Wir blicken zurück, aber auch nach vorn.
Und immer wieder auch nach links und nach rechts.
Aktuelles
Die Bandbreite sprachlicher, textlicher und literarischer Möglichkeiten und deren Einsatz in verschiedensten Bereichen auszuloten, war der Anspruch des Workshops „Was ist Schreibpädagogik?“, der im August 2018 stattgefunden hat.
JedeR der Teilnehmenden hielt einen Impulsvortrag, auf den Diskussionen folgten. In Bezug auf die Frage „Was ist Schreibpädagogik?“ ergab sich daraus – ohne Anspruch auf Vollständigkeit:
- Im Zentrum von Schreibpädagogik stehen nach wie vor die Sprache und der Text.
- Schreibpädagogik beinhaltet Selbsterfahrungsaspekte, erhebt aber keinen therapeutischen Anspruch.
- Es geht um die spielerische Auseinandersetzung mit sich selbst und mit anderen – auf sprachlicher Ebene!
- Wesentliche Elemente von Schreibpädagogik sind professionelles Textfeedback und Textkritik bis hin zu Textcoaching.
- Die Auseinandersetzung mit Literatur spielt eine große Rolle, darunter fällt auch das Erlernen literarischer Formen und des damit verbundenen Handwerks.
- Auch andere Bereiche wie das schulische und wissenschaftliche Schreiben, Schreiben im politischen Umfeld oder Schreiben als Beitrag zur Kulturvermittlung, fallen in das potentielle Interessens- und Arbeitsgebiet von SchreibpädagogInnen.
- Schreibpädagogik eröffnet und schafft Schreibräume. Sie ist an den unterschiedlichsten Orten zu finden; in der Stadt, am Stadtrand, in der Natur, in der Bibliothek und im Internet.
- Schreibpädagogik verfolgt einen gesellschaftspolitischen Anspruch.
- SchreibpädagogInnen müssen sich (zumindest meistens) auf dem freien Markt behaupten.

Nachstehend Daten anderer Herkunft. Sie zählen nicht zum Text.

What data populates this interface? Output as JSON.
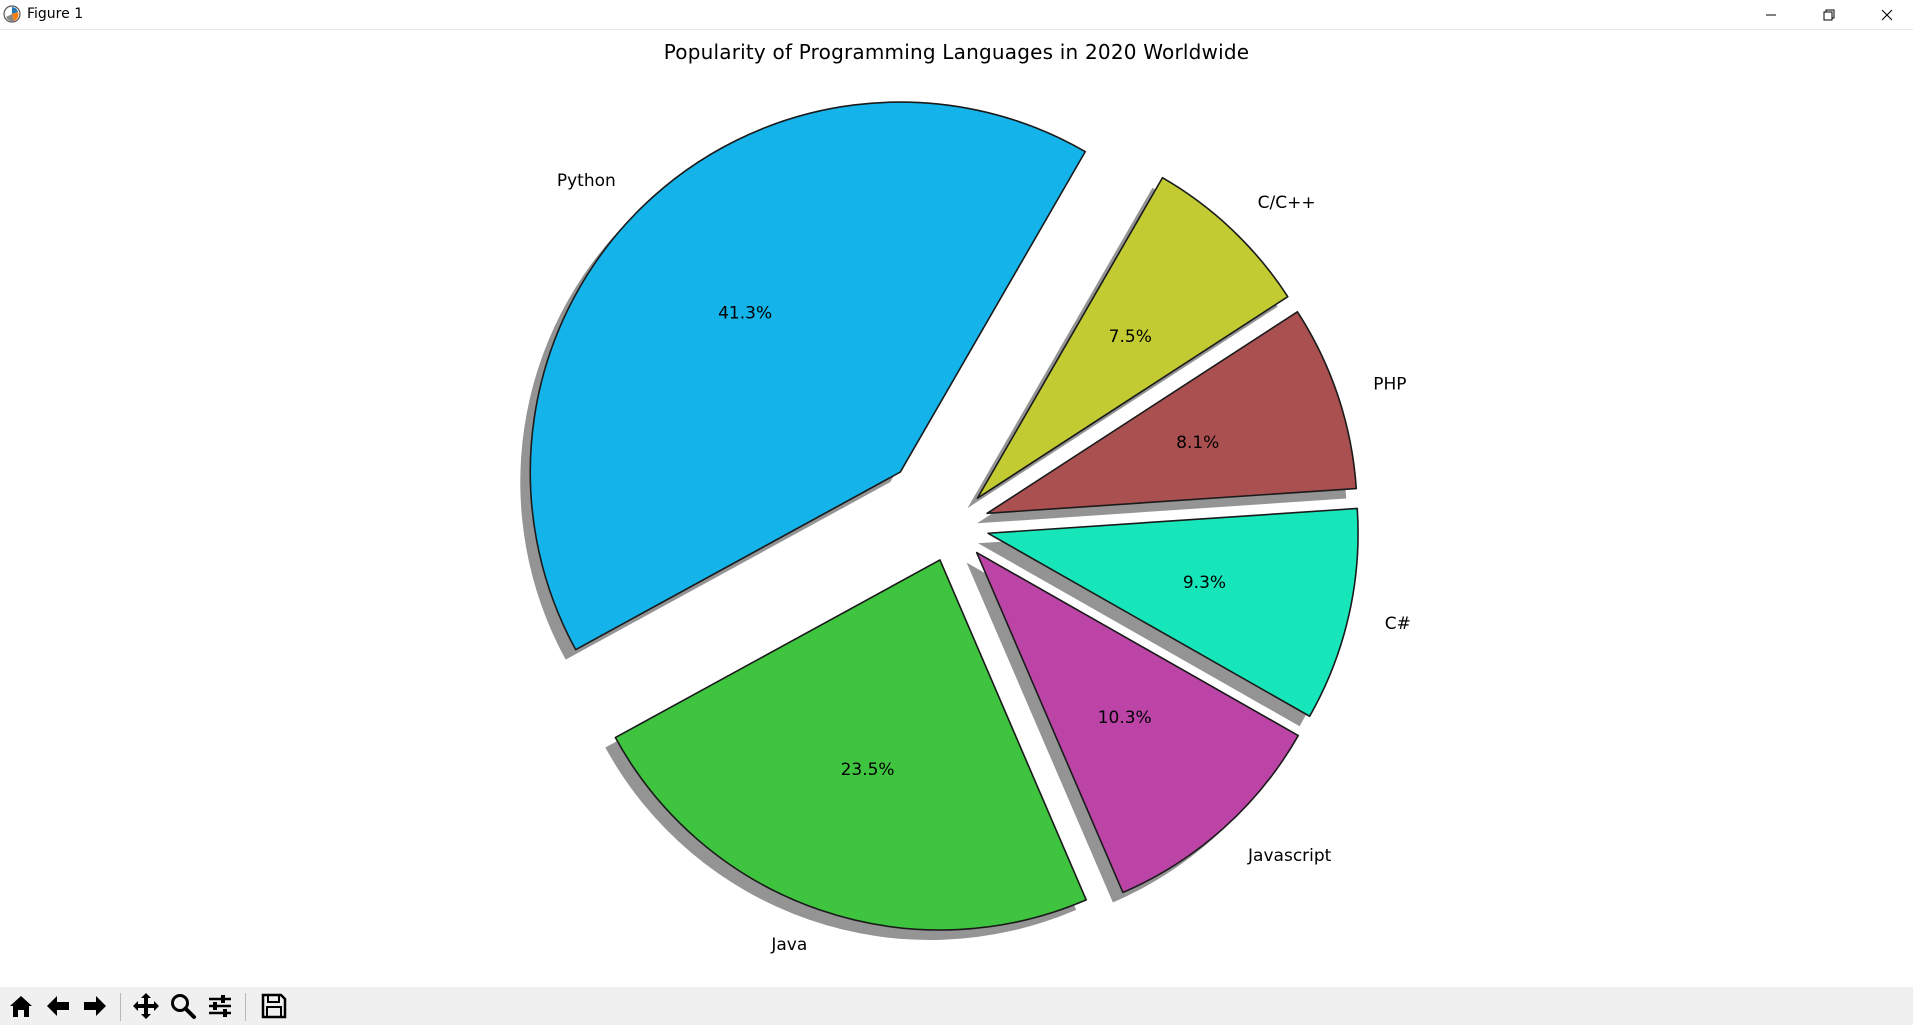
{
  "window": {
    "title": "Figure 1"
  },
  "chart_data": {
    "type": "pie",
    "title": "Popularity of Programming Languages in 2020 Worldwide",
    "labels": [
      "Python",
      "Java",
      "Javascript",
      "C#",
      "PHP",
      "C/C++"
    ],
    "values": [
      41.3,
      23.5,
      10.3,
      9.3,
      8.1,
      7.5
    ],
    "pct_labels": [
      "41.3%",
      "23.5%",
      "10.3%",
      "9.3%",
      "8.1%",
      "7.5%"
    ],
    "explode": [
      0.2,
      0.1,
      0.1,
      0.1,
      0.1,
      0.1
    ],
    "start_angle_deg": 60,
    "shadow": true,
    "colors": [
      "#14b3ea",
      "#3fc43f",
      "#bb44a6",
      "#16e6b9",
      "#aa5050",
      "#c2cb32"
    ],
    "edge_color": "#1a1a1a"
  },
  "toolbar": {
    "items": [
      "home-icon",
      "back-icon",
      "forward-icon",
      "pan-icon",
      "zoom-icon",
      "configure-subplots-icon",
      "save-icon"
    ]
  }
}
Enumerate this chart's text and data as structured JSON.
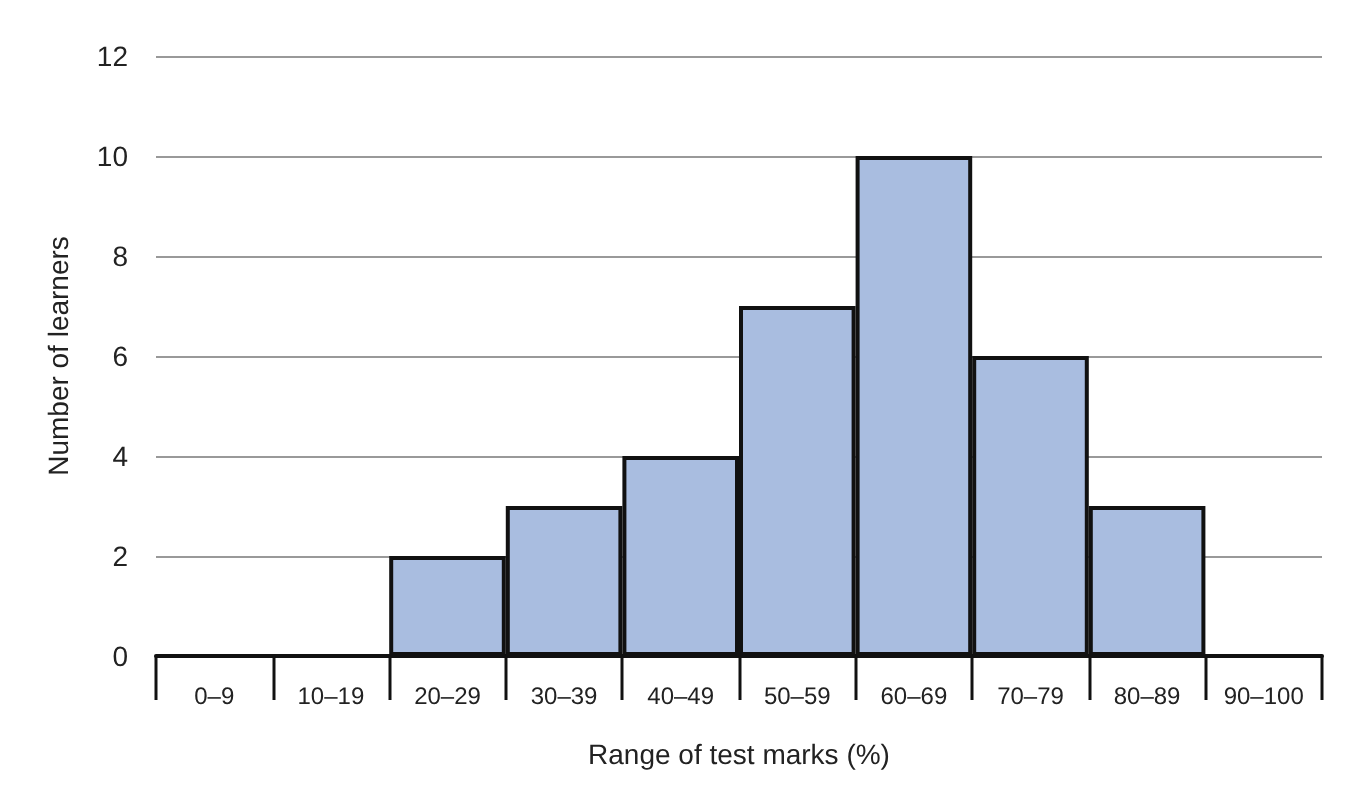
{
  "chart_data": {
    "type": "bar",
    "xlabel": "Range of test marks (%)",
    "ylabel": "Number of learners",
    "categories": [
      "0–9",
      "10–19",
      "20–29",
      "30–39",
      "40–49",
      "50–59",
      "60–69",
      "70–79",
      "80–89",
      "90–100"
    ],
    "values": [
      0,
      0,
      2,
      3,
      4,
      7,
      10,
      6,
      3,
      0
    ],
    "color": "#a9bde0",
    "ylim": [
      0,
      12
    ],
    "yticks": [
      0,
      2,
      4,
      6,
      8,
      10,
      12
    ],
    "grid": "y"
  }
}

- SchreibpädagogInnen müssen über pädagogische Kompetenzen verfügen, sowie in der Lage sein, Gruppen zu leiten und über gruppendynamische Prozesse zu reflektieren.
Fazit
Schreibpädagogik, wie wir sie hier im BÖS verstehen, ist im engeren Sinn die Methodik und Didaktik der „Wiener Schreibpädagogik“, die in den 1980er-Jahren von Gerwalt Brandl und Christa Brauner entwickelt und später unter der Leitung von Petra Ganglbauer etabliert wurde.
Im weiteren Sinn sind aber alle, die – in welchem Kontext und zu welchem Zweck auch immer – Schreiben lehren, als SchreibpädagogInnen tätig und können von dieser Methodik und Didaktik profitieren und ihrerseits zu ihrer Weiterentwicklung beitragen.
Der BÖS – als Berufsverband der Österreichischen SchreibpädagogInnen – ist zum einen Anbieter des Lehrgangs Schreibpädagogik und verschiedenster Schreibworkshops. Zum anderen fungiert er als Drehscheibe und verbindendes Element für alle jene, die schreiben, schreiben lehren oder schreiben lehren wollen.
Barbara Rieger, September 2018
Barbara Rieger absolvierte den Ausbildungslehrgang „Wiener Schreibpädagogik“ bei Petra Ganglbauer und begann danach für den BÖS zu arbeiten. Seit 2018 leitet sie den Lehrgang.